Cohen regular Michael Moriarty stars as Jarvis, an actor made famous for all of the wrong reasons. His son is one of the little abominations tearing cooters asunder all across America. Unfortunately, his situation emerges as a media circus when the fate of his child is decided in a court of law. Jarvis doesn't want his bundle of terror to be euthanized. He implores the judge to abjure the general consensus, to flirt with the idea of transposing the infants to a secluded area where they can't harm anyone. In the end, the sympathetic magistrate spares the lives of the toothy tots. They are sent to an uncharted island to live in the wild. Y'know, the more I think about the plot, the more I realize that it's batshit crazy. "Hey, let's drop these deformed children off in a jungle somewhere. I'm sure they'll be fine."

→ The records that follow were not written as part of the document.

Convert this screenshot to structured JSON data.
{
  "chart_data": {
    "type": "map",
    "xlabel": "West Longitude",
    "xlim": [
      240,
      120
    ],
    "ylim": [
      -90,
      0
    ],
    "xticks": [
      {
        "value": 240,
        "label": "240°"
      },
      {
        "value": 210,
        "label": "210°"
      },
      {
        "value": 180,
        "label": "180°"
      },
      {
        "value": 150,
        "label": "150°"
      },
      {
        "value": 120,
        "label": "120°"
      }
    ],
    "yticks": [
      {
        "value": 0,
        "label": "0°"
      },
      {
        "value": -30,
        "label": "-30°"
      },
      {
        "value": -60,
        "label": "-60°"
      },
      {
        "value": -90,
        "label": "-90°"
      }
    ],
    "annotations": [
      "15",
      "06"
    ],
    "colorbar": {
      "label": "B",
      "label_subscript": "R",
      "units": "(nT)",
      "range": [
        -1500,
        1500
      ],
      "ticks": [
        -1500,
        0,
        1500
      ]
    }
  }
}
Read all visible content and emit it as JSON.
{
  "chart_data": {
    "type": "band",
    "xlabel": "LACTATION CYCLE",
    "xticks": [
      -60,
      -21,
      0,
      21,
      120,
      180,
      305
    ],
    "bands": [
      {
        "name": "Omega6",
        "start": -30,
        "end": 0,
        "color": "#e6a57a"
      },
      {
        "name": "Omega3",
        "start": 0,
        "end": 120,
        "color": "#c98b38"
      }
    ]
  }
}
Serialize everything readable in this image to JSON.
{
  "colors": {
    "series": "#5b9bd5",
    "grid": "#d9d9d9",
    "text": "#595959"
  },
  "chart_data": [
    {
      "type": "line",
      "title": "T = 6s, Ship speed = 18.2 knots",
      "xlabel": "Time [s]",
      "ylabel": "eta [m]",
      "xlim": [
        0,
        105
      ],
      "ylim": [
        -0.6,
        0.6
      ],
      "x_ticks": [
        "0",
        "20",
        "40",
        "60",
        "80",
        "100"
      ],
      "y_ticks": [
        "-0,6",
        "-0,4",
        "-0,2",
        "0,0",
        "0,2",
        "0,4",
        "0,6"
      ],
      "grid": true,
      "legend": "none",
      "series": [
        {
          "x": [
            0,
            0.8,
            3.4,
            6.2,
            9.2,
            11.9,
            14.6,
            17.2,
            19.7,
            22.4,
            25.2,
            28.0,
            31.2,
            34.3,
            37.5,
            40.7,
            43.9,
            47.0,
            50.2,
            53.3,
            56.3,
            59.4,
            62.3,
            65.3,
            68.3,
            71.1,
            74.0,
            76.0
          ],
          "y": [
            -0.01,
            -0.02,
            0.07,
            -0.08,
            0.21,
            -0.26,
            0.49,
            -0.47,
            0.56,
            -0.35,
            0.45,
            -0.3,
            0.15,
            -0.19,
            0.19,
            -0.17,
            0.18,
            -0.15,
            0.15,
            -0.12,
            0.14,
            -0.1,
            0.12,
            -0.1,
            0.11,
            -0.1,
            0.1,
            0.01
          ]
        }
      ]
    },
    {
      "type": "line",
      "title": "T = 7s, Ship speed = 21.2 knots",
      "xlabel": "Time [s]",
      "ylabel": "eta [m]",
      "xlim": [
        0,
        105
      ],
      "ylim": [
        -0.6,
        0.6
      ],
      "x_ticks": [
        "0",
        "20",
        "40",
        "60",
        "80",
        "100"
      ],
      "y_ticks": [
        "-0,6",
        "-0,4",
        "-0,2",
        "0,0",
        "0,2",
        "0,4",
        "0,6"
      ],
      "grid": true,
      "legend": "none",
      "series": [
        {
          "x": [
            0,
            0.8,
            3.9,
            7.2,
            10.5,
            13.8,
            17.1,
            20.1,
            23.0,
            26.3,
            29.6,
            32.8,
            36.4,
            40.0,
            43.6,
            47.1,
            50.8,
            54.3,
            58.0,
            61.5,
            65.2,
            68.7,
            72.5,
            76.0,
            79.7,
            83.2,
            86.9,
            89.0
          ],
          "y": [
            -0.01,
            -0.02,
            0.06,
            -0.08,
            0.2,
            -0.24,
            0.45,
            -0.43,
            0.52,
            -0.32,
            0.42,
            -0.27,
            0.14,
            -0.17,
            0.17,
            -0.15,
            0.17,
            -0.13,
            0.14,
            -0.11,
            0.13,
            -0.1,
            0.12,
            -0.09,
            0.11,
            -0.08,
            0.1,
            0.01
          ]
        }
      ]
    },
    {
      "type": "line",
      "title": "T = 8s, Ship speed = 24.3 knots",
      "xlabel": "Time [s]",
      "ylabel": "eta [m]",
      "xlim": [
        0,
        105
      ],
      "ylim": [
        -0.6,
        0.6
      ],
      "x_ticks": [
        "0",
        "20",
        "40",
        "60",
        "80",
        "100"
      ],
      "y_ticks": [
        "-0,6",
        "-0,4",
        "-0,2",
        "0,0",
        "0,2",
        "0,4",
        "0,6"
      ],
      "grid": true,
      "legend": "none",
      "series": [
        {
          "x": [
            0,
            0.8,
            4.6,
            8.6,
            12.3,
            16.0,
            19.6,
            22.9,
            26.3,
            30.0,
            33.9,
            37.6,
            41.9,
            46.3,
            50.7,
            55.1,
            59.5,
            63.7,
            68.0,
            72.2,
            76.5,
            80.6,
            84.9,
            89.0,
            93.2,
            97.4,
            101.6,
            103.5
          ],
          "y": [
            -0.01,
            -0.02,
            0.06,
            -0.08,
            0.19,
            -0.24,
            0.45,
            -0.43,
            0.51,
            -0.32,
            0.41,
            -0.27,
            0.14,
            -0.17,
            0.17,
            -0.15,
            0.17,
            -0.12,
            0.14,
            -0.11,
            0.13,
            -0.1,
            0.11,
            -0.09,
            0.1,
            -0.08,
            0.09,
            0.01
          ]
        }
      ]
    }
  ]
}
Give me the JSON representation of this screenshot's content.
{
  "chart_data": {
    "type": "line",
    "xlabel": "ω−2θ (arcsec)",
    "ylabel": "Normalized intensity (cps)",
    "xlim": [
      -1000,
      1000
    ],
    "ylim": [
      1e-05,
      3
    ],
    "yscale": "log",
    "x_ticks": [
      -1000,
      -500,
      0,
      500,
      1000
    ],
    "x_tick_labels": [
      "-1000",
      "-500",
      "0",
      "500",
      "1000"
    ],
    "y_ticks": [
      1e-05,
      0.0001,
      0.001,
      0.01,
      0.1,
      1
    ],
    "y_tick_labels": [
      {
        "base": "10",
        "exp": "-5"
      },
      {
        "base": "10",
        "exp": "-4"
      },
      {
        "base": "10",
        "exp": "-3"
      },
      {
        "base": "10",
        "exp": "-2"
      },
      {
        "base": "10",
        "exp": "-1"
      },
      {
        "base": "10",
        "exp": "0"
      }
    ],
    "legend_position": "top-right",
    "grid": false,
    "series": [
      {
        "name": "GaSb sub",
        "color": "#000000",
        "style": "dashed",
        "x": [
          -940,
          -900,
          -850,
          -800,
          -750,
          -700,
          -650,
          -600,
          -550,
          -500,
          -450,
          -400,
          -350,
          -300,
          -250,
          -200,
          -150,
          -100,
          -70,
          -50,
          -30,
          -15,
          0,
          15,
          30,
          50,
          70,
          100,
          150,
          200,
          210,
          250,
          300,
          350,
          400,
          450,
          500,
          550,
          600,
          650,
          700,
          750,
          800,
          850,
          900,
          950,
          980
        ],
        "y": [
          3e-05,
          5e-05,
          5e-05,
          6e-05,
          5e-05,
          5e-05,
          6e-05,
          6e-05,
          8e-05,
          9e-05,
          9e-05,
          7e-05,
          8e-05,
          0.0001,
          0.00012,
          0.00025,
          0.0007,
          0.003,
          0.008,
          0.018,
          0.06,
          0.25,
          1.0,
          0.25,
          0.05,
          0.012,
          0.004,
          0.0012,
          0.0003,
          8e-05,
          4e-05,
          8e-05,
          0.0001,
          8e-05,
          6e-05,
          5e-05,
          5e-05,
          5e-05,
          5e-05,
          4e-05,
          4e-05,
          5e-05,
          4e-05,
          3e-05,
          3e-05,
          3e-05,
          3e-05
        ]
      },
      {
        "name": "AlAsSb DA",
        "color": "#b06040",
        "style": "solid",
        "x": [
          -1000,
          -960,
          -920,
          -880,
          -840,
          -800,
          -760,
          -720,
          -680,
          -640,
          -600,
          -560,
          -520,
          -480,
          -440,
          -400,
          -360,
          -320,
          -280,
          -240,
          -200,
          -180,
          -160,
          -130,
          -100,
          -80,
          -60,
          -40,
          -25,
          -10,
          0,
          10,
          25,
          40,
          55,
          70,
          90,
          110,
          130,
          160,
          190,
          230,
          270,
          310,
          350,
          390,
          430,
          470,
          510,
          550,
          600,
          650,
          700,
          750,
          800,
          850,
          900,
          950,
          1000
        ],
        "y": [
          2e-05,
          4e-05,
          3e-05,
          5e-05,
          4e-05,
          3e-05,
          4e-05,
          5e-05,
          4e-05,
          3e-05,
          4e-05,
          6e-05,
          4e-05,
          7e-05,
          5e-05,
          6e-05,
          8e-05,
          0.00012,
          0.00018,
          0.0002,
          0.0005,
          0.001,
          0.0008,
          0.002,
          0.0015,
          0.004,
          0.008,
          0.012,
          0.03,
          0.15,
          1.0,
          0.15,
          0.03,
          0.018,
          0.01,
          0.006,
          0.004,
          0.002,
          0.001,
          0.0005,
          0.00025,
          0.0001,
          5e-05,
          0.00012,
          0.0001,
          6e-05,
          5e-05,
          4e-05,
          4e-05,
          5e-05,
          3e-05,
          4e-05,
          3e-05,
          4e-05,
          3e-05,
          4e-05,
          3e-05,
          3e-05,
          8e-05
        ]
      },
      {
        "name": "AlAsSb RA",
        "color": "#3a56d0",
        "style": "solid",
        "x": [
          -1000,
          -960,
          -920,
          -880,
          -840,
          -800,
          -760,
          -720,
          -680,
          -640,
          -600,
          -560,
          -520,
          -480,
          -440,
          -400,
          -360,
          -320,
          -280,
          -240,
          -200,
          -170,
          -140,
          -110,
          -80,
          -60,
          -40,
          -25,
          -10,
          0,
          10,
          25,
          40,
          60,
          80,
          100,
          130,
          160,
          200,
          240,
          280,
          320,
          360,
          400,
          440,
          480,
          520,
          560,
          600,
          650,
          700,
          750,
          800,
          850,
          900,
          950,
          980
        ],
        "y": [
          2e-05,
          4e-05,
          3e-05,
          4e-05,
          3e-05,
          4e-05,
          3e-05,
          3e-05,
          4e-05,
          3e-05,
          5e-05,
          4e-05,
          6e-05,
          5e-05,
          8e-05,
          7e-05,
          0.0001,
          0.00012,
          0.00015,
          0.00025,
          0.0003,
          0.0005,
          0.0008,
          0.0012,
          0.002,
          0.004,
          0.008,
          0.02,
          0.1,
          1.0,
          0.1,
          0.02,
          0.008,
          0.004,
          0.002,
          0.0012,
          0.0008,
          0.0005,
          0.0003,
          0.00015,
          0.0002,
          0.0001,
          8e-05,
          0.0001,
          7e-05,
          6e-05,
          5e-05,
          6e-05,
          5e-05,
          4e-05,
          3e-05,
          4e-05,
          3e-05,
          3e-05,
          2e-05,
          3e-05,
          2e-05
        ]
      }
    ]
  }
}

Moriarty's performance needs to be...experienced. A friend of mine castigates his acting skills at every turn, insisting that he's the worst thespian on Satan's red earth. I disagree. Here, Arty (that's what I call him; we're on a nickname basis) slowly devolves into a whirling, delirious mess. At times, it's as if he has drifted into oblivion. He doesn't take anything seriously, but it makes sense for his character to be broken. Jarvis has a detached ex-wife, a monster kid and he works at a goddamn shoe store. Put yourself in his shoes. Wouldn't you undergo a nervous collapse? The rest of the cast (which includes Karen Black and Gerrit Graham) mails it in. None of the supporting players left an impression on my impressionable mind.

I'm conflicted. Island is mediocre, and yet, there are several aspects of the production that I enjoyed. For starters, Larry Cohen had a budget to play with. This is a glossy, kaleidoscopic film. I believe the cliché that I'm hinting at is "style over substance." Naturally, I dug the rubber creature suits. I have to ask, though; if a mutant baby were to grow up, wouldn't it become a mutant adult? Apparently not. That's what I get for scrutinizing a b-movie. I hate to be wishy-washy, but I find myself at a morass. A stalemate. A quandary. A...fuck it, nevermind. Island of the Alive doesn't have any glaring issues in the eyes of a forgiving horror junkie, but it's not particularly engrossing. It's mildly fun, no doubt. I just couldn't get into it. However, it bears repeating that this flick surpasses It Lives Again by an Olympic mile.

It's also superior to 2008's ill-conceived It's Alive remake (read my review HERE).


  1. I agree with you - technically it's not a great movie but it's completely watchable. I remember the first and third but for some reason the second eludes me, can't remember anything about that one.

  2. Oh, and I always liked Michael Moriarity. He was good on Law N Order and I remember him on this cheesy horror movie, The Lift.

  3. I still haven't seen The Lift (or its remake).